Tahun 2014 yang lalu ditutup dengan sebuah peristiwa tragis, yaitu kecelakaan pesawat Air Asia QZ 8501. Ratusan orang meninggal dunia. Sebagian dari mereka adalah anak-anak Tuhan.
Beragam pertanyaan muncul di benak kita. Mengapa peristiwa buruk ini terjadi? Di manakah Allah dan kebaikan-Nya untuk para penumpang Kristen yang pasti sudah berdoa dan mempercayakan diri kepada-Nya? Bagaimana kita memberikan nasihat dan dukungan kepada keluarga yang ditinggalkan?
Persoalan ini sangat sulit dan kompleks. Semua aspek - sosial, ekonomi, psikologi, dan teologi - tercakup di dalamnya. Menjawab semua pertanyaan di atas pasti membutuhkan beberapa puluh buku yang sangat tebal.

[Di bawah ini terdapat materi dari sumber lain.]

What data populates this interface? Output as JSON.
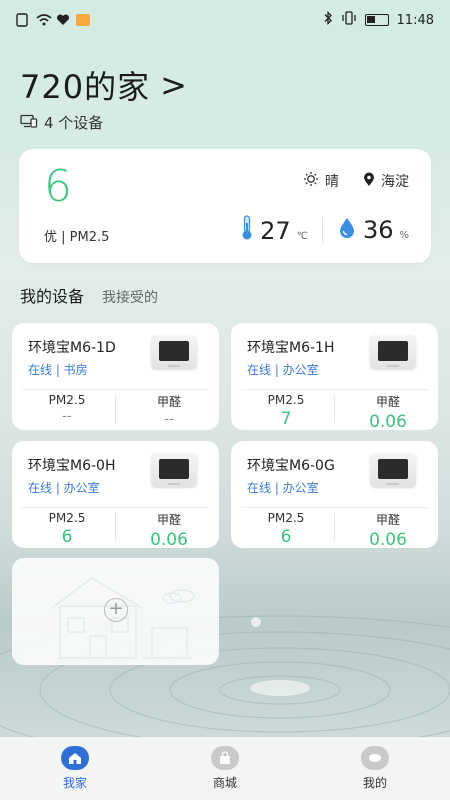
{
  "status_bar": {
    "time": "11:48"
  },
  "home": {
    "name": "720的家",
    "chevron": ">",
    "device_count": "4 个设备"
  },
  "air_card": {
    "aqi": "6",
    "aqi_label": "优 | PM2.5",
    "weather": "晴",
    "location": "海淀",
    "temperature": "27",
    "temperature_unit": "℃",
    "humidity": "36",
    "humidity_unit": "%",
    "accent_color": "#3cc27a"
  },
  "tabs": {
    "active": "我的设备",
    "other": "我接受的"
  },
  "devices": [
    {
      "name": "环境宝M6-1D",
      "status": "在线 | 书房",
      "pm25_label": "PM2.5",
      "pm25": "--",
      "hcho_label": "甲醛",
      "hcho": "--"
    },
    {
      "name": "环境宝M6-1H",
      "status": "在线 | 办公室",
      "pm25_label": "PM2.5",
      "pm25": "7",
      "hcho_label": "甲醛",
      "hcho": "0.06"
    },
    {
      "name": "环境宝M6-0H",
      "status": "在线 | 办公室",
      "pm25_label": "PM2.5",
      "pm25": "6",
      "hcho_label": "甲醛",
      "hcho": "0.06"
    },
    {
      "name": "环境宝M6-0G",
      "status": "在线 | 办公室",
      "pm25_label": "PM2.5",
      "pm25": "6",
      "hcho_label": "甲醛",
      "hcho": "0.06"
    }
  ],
  "add_card": {
    "icon": "plus-icon"
  },
  "bottom_nav": [
    {
      "label": "我家",
      "icon": "home-icon",
      "active": true
    },
    {
      "label": "商城",
      "icon": "shop-icon",
      "active": false
    },
    {
      "label": "我的",
      "icon": "profile-icon",
      "active": false
    }
  ]
}
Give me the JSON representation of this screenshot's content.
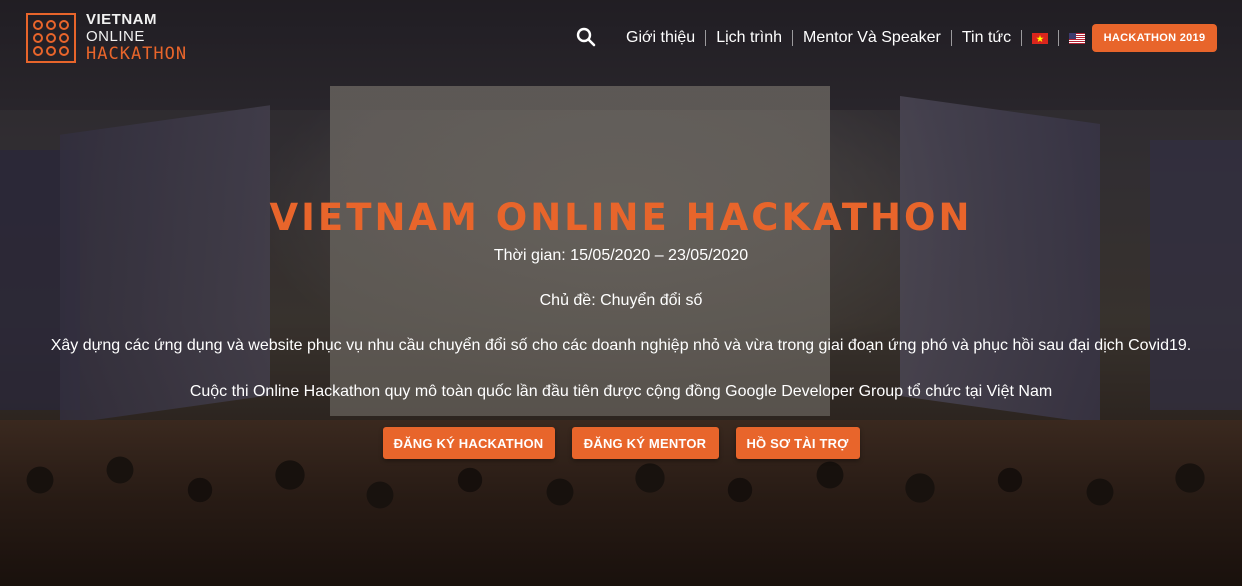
{
  "logo": {
    "line1": "VIETNAM",
    "line2": "ONLINE",
    "line3": "HACKATHON"
  },
  "nav": {
    "search_icon": "search-icon",
    "items": [
      {
        "label": "Giới thiệu"
      },
      {
        "label": "Lịch trình"
      },
      {
        "label": "Mentor Và Speaker"
      },
      {
        "label": "Tin tức"
      }
    ],
    "flags": [
      "flag-vietnam-icon",
      "flag-usa-icon"
    ],
    "cta_label": "HACKATHON 2019"
  },
  "hero": {
    "title": "VIETNAM ONLINE HACKATHON",
    "time": "Thời gian: 15/05/2020 – 23/05/2020",
    "topic": "Chủ đề: Chuyển đổi số",
    "description": "Xây dựng các ứng dụng và website phục vụ nhu cầu chuyển đổi số cho các doanh nghiệp nhỏ và vừa trong giai đoạn ứng phó và phục hồi sau đại dịch Covid19.",
    "description2": "Cuộc thi Online Hackathon quy mô toàn quốc lần đầu tiên được cộng đồng Google Developer Group tổ chức tại Việt Nam",
    "buttons": {
      "register_hackathon": "ĐĂNG KÝ HACKATHON",
      "register_mentor": "ĐĂNG KÝ MENTOR",
      "sponsor_profile": "HỒ SƠ TÀI TRỢ"
    }
  },
  "colors": {
    "accent": "#e8652b",
    "text": "#ffffff"
  }
}
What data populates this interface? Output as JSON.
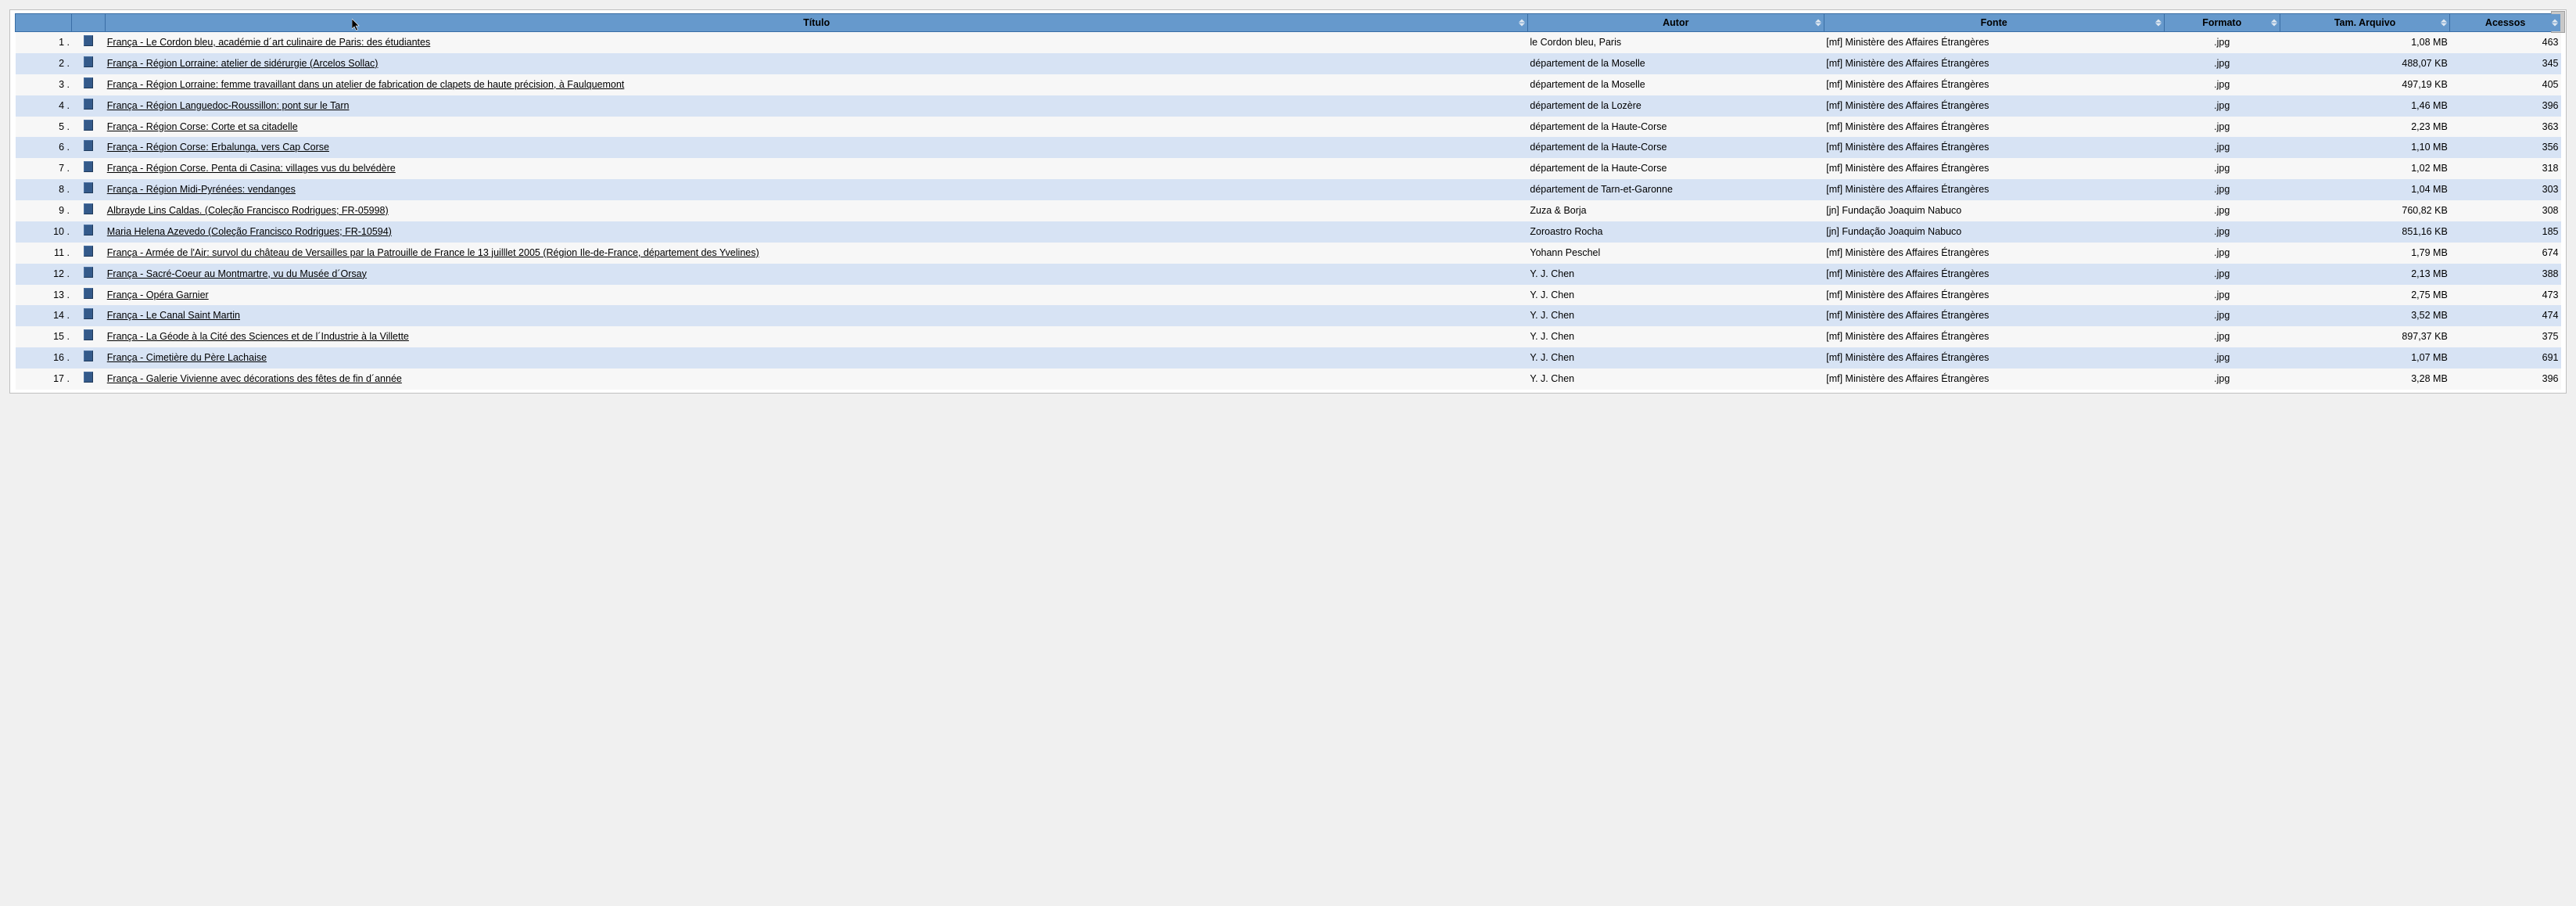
{
  "headers": {
    "idx": "",
    "ico": "",
    "titulo": "Título",
    "autor": "Autor",
    "fonte": "Fonte",
    "formato": "Formato",
    "tamArquivo": "Tam. Arquivo",
    "acessos": "Acessos"
  },
  "rows": [
    {
      "n": "1 .",
      "title": "França - Le Cordon bleu, académie d´art culinaire de Paris: des étudiantes",
      "autor": "le Cordon bleu, Paris",
      "fonte": "[mf] Ministère des Affaires Étrangères",
      "fmt": ".jpg",
      "size": "1,08 MB",
      "acc": "463"
    },
    {
      "n": "2 .",
      "title": "França - Région Lorraine: atelier de sidérurgie (Arcelos Sollac)",
      "autor": "département de la Moselle",
      "fonte": "[mf] Ministère des Affaires Étrangères",
      "fmt": ".jpg",
      "size": "488,07 KB",
      "acc": "345"
    },
    {
      "n": "3 .",
      "title": "França - Région Lorraine: femme travaillant dans un atelier de fabrication de clapets de haute précision, à Faulquemont",
      "autor": "département de la Moselle",
      "fonte": "[mf] Ministère des Affaires Étrangères",
      "fmt": ".jpg",
      "size": "497,19 KB",
      "acc": "405"
    },
    {
      "n": "4 .",
      "title": "França - Région Languedoc-Roussillon: pont sur le Tarn",
      "autor": "département de la Lozère",
      "fonte": "[mf] Ministère des Affaires Étrangères",
      "fmt": ".jpg",
      "size": "1,46 MB",
      "acc": "396"
    },
    {
      "n": "5 .",
      "title": "França - Région Corse: Corte et sa citadelle",
      "autor": "département de la Haute-Corse",
      "fonte": "[mf] Ministère des Affaires Étrangères",
      "fmt": ".jpg",
      "size": "2,23 MB",
      "acc": "363"
    },
    {
      "n": "6 .",
      "title": "França - Région Corse: Erbalunga, vers Cap Corse",
      "autor": "département de la Haute-Corse",
      "fonte": "[mf] Ministère des Affaires Étrangères",
      "fmt": ".jpg",
      "size": "1,10 MB",
      "acc": "356"
    },
    {
      "n": "7 .",
      "title": "França - Région Corse. Penta di Casina: villages vus du belvédère",
      "autor": "département de la Haute-Corse",
      "fonte": "[mf] Ministère des Affaires Étrangères",
      "fmt": ".jpg",
      "size": "1,02 MB",
      "acc": "318"
    },
    {
      "n": "8 .",
      "title": "França - Région Midi-Pyrénées: vendanges",
      "autor": "département de Tarn-et-Garonne",
      "fonte": "[mf] Ministère des Affaires Étrangères",
      "fmt": ".jpg",
      "size": "1,04 MB",
      "acc": "303"
    },
    {
      "n": "9 .",
      "title": "Albrayde Lins Caldas. (Coleção Francisco Rodrigues; FR-05998)",
      "autor": "Zuza & Borja",
      "fonte": "[jn] Fundação Joaquim Nabuco",
      "fmt": ".jpg",
      "size": "760,82 KB",
      "acc": "308"
    },
    {
      "n": "10 .",
      "title": "Maria Helena Azevedo (Coleção Francisco Rodrigues; FR-10594)",
      "autor": "Zoroastro Rocha",
      "fonte": "[jn] Fundação Joaquim Nabuco",
      "fmt": ".jpg",
      "size": "851,16 KB",
      "acc": "185"
    },
    {
      "n": "11 .",
      "title": "França - Armée de l'Air: survol du château de Versailles par la Patrouille de France le 13 juilllet 2005 (Région Ile-de-France, département des Yvelines)",
      "autor": "Yohann Peschel",
      "fonte": "[mf] Ministère des Affaires Étrangères",
      "fmt": ".jpg",
      "size": "1,79 MB",
      "acc": "674"
    },
    {
      "n": "12 .",
      "title": "França - Sacré-Coeur au Montmartre, vu du Musée d´Orsay",
      "autor": "Y. J. Chen",
      "fonte": "[mf] Ministère des Affaires Étrangères",
      "fmt": ".jpg",
      "size": "2,13 MB",
      "acc": "388"
    },
    {
      "n": "13 .",
      "title": "França - Opéra Garnier",
      "autor": "Y. J. Chen",
      "fonte": "[mf] Ministère des Affaires Étrangères",
      "fmt": ".jpg",
      "size": "2,75 MB",
      "acc": "473"
    },
    {
      "n": "14 .",
      "title": "França - Le Canal Saint Martin",
      "autor": "Y. J. Chen",
      "fonte": "[mf] Ministère des Affaires Étrangères",
      "fmt": ".jpg",
      "size": "3,52 MB",
      "acc": "474"
    },
    {
      "n": "15 .",
      "title": "França - La Géode à la Cité des Sciences et de l´Industrie à la Villette",
      "autor": "Y. J. Chen",
      "fonte": "[mf] Ministère des Affaires Étrangères",
      "fmt": ".jpg",
      "size": "897,37 KB",
      "acc": "375"
    },
    {
      "n": "16 .",
      "title": "França - Cimetière du Père Lachaise",
      "autor": "Y. J. Chen",
      "fonte": "[mf] Ministère des Affaires Étrangères",
      "fmt": ".jpg",
      "size": "1,07 MB",
      "acc": "691"
    },
    {
      "n": "17 .",
      "title": "França - Galerie Vivienne avec décorations des fêtes de fin d´année",
      "autor": "Y. J. Chen",
      "fonte": "[mf] Ministère des Affaires Étrangères",
      "fmt": ".jpg",
      "size": "3,28 MB",
      "acc": "396"
    }
  ]
}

Itu pun tidak akan menjawab tuntas semua keresahan dan kegalauan hati mereka.
Artike ini hanya akan menyoroti salah satu pertanyaan yang ada, yaitu: “Bagaimana memberikan nasihat dan dukungan kepada anak-anak Tuhan yang keluarganya ikut menjadi korban tragedi ini?” Dalam beberapa minggu terakhir ini beberapa orang melontarkan pertanyaan ini kepada saya.
Pertama-tama kita perlu memahami kompleksitas persoalan yang sedang dihadapi oleh keluarga korban. Mereka benar-benar bergumul secara intelektual dan emosional. Yang mereka butuhkan bukan hanya penjelasan teologis-filosofis yang mendalam dan solid. Dalam situasi seperti ini, penjelasan semacam itu seringkali justru terkesan kurang sensitif terhadap perasaan mereka. Mereka membutuhkan dukungan dan pertolongan dalam banyak hal, bukan hanya secara teologis yang teoritis.
Pada tahap awal pendampingan dan pemulihan, kita sebaiknya memberikan dukungan dan perhatian kita melalui kehadiran yang intensif. Hanya dengan datang dan menemani mereka saja, kita sudah memberikan sebuah pesan yang kuat dan efektif: mereka tidak sendirian menganggung kesusahan ini. Sama seperti para sahabat Ayub yang hanya duduk dan diam selama tujuh hari menemani Ayub (Ay 2:11-13), demikian pula kita bisa menguatkan keluarga korban melalui pendampingan yang intensif. Biarkan mereka bercerita apabila mereka ingin mengungkapkannya. Biarkan mereka diam apabila mereka tidak kuasa menceritakan tragedi dan perasaan mereka.
Pada saat mereka menanyakan alasan di balik peristiwa ini, kita tidak usah berlagak mengetahui semua jawaban yang ada. Sebaliknya, kejujuran kita untuk mengakui kerumitan persoalan ini justru akan memperkuat empati kita di mata mereka. Kita pun tidak boleh berkata-kata seolah-olah kita mengetahui perasaan mereka. Kita tidak mengalami tragedi ini. Walaupun peristiwa yang dialami sama, belum tentu semua orang memiliki perasaan yang sama. Ucapan semacam “Saya bisa memahami perasaan Anda” sebaiknya dihindari.
Apabila mereka menyalahkan Allah atau mengungkapkan keraguan mereka, kita sebaiknya tidak langsung memberikan teguran kepada mereka atau pembelaan untuk Allah. Kejujuran dalam mengungkapkan perasaan kita di hadapan Allah merupakan hal yang lebih positif daripada ucapan syukur yang tidak tulus. Para pemazmur sering meratap kepada Allah. Tidak jarang mereka bergumul secara serius dengan keraguan terhadap kebaikan Allah (Mzm 73). Para nabi pun seringkali mengalami kesulitan memahami pekerjaan Allah. Mereka sangat terganggu dengan kebingungan itu (Hab 1:1-4, 12-17; Yer 20:7-9, 14-15). Tidak ada yang salah dengan mengkepsresikan hati kita di hadapan Allah. Selama mereka masih menujukan semua protes dan kekecewaan kepada Allah, itu adalah hal yang positif. Itu menunjukkan bahwa mereka masih mempertimbangkan kehadiran Allah dalam semua tragedi ini. Biarkan mereka meratap sesuai isi hati mereka. Biarkan mereka jujur di hadapan Allah. Soli Deo Gloria.